Ia juga menuntut agar pihak yang bertanggung jawab dimintai pertanggungjawaban.
Dalam pernyataan resminya, Guterres menyatakan keterkejutannya atas kejadian tersebut. “Tidak dapat diterima bahwa warga Palestina harus mempertaruhkan nyawa mereka demi mendapatkan makanan,” tegasnya.
Ia menegaskan bahwa Israel memiliki kewajiban hukum yang jelas berdasarkan hukum humaniter internasional untuk mengizinkan dan memfasilitasi bantuan kemanusiaan.
Ia mendesak agar akses bantuan kemanusiaan yang luas dan tanpa hambatan segera dipulihkan untuk menjawab kebutuhan mendesak di Gaza.
Selain itu, Guterres menekankan pentingnya menjamin keselamatan dan keamanan operasi kemanusiaan PBB.
“Pekerja kemanusiaan harus dapat menjalankan tugasnya dalam kondisi yang aman, dengan penghormatan penuh terhadap prinsip-prinsip kemanusiaan,” ujarnya.
Sekjen PBB juga kembali menyerukan gencatan senjata segera dan permanen serta pembebasan seluruh sandera Israel tanpa syarat.
“Ini satu-satunya jalan menuju keamanan bersama.
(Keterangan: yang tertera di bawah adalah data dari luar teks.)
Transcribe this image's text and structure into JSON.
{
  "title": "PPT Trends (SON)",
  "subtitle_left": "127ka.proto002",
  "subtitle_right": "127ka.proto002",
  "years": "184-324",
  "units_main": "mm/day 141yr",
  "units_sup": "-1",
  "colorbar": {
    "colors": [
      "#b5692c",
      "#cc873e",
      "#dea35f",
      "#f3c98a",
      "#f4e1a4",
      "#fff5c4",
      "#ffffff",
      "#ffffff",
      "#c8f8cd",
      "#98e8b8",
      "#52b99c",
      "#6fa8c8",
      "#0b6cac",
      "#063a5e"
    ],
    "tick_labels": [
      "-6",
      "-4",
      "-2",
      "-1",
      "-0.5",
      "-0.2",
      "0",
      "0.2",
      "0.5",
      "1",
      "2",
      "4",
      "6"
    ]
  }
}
Tidak ada solusi militer untuk konflik ini,” tambahnya.
Sebelumnya, Guterres telah menyatakan bahwa PBB tidak akan berpartisipasi dalam skema distribusi bantuan kemanusiaan di Gaza yang tidak mematuhi hukum internasional serta prinsip-prinsip kemanusiaan, netralitas, independensi, dan integritas.
Sementara itu, Lembaga Euro-Med Human Rights Monitor menuduh Israel menjadikan mekanisme distribusi bantuan sebagai alat tambahan dalam “sistem pemusnahan massal” terhadap warga sipil Palestina.
Laporan mereka menyebut bahwa puluhan orang tewas dan luka-luka akibat serangan militer Israel.
Serangan itu berada di titik distribusi bantuan yang berada di wilayah barat Rafah, yang saat itu sedang diawasi bersama oleh otoritas setempat dan sebuah perusahaan asal Amerika Serikat.
Menurut lembaga itu, penolakan Israel untuk mengubah mekanisme distribusi justru memperparah penderitaan warga dan mendorong terjadinya pemindahan paksa.
Lebih dari 90 hari terakhir, bantuan kemanusiaan dikabarkan tak bisa masuk ke Gaza akibat penutupan semua jalur perbatasan. Akibatnya, sekitar 2,2 juta penduduk Gaza kini menghadapi ancaman kelaparan.
Berdasarkan data yang dikumpulkan Euro-Med dari Kementerian Kesehatan Palestina dan kantor media pemerintah Gaza, sejak Selasa lalu sedikitnya 49 warga Palestina tewas dan 305 lainnya luka-luka di sejumlah titik distribusi bantuan.
Di antaranya, 32 orang tewas dan lebih dari 250 lainnya cedera hanya dalam satu insiden di Rafah dan wilayah tengah Gaza pada Minggu dini hari.